Travel started before I knew it was going to become a way of life. Growing up in Australia, the idea that you could just go somewhere completely unfamiliar and figure it out felt more achievable the first time I actually did it. That first trip confirmed something I already suspected: the world is far more interesting, more accessible, and more worth seeing than most people who have not yet left realise.
What keeps me going is not counting countries. It is a specific kind of disorientation that only happens when you are somewhere genuinely new. Standing on the Ala-Kol pass at 3,900m after four days on horseback. Looking out over Huacachina oasis from the top of a sand dune at sunset. Watching Shanghai's neon skyline from the Bund at 10pm. The moments where you are nowhere near comfortable and it is completely worth it.

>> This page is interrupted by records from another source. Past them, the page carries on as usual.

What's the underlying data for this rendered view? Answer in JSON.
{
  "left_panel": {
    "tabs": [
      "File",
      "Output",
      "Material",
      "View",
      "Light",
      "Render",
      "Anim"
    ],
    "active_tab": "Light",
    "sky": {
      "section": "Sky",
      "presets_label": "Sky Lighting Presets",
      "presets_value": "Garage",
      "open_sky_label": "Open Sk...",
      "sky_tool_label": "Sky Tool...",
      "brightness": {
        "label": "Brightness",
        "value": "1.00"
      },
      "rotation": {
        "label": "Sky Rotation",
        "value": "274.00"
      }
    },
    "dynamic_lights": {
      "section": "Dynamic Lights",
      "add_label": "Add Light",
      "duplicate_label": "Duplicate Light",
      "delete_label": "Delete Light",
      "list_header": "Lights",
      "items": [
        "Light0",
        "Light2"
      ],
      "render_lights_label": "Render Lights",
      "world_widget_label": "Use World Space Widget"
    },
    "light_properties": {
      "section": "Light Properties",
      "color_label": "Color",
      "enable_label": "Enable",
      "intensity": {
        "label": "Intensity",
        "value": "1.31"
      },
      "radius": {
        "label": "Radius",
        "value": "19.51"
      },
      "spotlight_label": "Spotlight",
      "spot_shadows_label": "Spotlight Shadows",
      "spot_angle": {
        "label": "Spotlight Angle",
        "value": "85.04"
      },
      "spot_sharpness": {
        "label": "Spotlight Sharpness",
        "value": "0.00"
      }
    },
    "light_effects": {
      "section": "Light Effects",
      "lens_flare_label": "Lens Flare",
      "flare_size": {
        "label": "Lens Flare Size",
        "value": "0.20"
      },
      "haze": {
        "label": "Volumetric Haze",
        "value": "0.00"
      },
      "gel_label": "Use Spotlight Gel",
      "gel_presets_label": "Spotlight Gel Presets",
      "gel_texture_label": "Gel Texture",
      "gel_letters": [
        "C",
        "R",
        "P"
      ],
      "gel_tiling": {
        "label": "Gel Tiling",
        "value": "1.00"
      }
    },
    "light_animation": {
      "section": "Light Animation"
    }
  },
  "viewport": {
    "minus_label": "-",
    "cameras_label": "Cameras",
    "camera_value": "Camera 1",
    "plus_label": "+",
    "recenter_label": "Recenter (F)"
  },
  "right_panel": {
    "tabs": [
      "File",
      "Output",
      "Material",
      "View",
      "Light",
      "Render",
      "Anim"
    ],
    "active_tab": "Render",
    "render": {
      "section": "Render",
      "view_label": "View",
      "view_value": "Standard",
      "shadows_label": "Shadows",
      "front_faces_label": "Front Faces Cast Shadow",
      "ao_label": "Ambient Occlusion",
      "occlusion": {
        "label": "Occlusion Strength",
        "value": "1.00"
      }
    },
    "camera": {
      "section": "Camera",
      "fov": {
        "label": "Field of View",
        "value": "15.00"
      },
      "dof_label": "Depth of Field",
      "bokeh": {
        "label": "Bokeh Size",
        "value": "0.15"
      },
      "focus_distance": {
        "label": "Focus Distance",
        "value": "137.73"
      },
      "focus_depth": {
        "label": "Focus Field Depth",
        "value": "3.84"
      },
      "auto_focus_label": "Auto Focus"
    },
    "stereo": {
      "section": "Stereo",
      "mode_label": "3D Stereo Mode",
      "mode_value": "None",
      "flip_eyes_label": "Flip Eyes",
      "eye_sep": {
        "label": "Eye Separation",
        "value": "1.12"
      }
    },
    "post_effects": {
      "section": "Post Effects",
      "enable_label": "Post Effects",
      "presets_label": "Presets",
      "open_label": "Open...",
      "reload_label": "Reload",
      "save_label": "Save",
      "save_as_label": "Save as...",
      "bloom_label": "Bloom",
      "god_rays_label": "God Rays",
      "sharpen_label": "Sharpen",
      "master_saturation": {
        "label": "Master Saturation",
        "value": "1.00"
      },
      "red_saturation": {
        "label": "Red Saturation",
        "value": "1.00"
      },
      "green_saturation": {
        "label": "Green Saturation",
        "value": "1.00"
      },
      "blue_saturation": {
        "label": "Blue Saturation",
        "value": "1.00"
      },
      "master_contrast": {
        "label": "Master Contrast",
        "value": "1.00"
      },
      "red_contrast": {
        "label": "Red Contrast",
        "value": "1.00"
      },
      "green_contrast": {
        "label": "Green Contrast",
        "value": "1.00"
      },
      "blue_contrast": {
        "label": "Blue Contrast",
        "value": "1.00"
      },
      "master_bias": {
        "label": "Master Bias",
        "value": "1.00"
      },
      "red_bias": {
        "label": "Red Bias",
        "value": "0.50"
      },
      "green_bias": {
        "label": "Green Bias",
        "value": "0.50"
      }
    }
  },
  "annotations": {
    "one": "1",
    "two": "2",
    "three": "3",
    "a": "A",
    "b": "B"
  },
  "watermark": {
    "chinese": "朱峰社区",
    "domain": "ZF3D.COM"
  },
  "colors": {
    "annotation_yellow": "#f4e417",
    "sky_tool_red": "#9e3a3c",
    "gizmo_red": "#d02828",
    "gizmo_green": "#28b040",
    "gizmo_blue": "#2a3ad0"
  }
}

Madlertravel came from giving friends the same travel advice over and over. Most of it was not written down anywhere in a useful form. The guides that existed were too vague, too outdated, or clearly written by someone who had not been there recently. So I started writing up the routes I had done, the way I wished they had been written when I was planning them.
No padding, no obvious advice recycled from everywhere else. Just the routes, the logistics, the real costs, and the things that actually matter when you are on the ground. The kind of guide I wanted when I was planning these trips myself.
We are at 37 countries across 4 continents now. Guides for China and Kyrgyzstan are live, Uzbekistan is in progress, and the bucket list keeps growing. The goal is not a number. It is to keep going to the right places, in the right way, and document them properly so the next person does not have to start from scratch.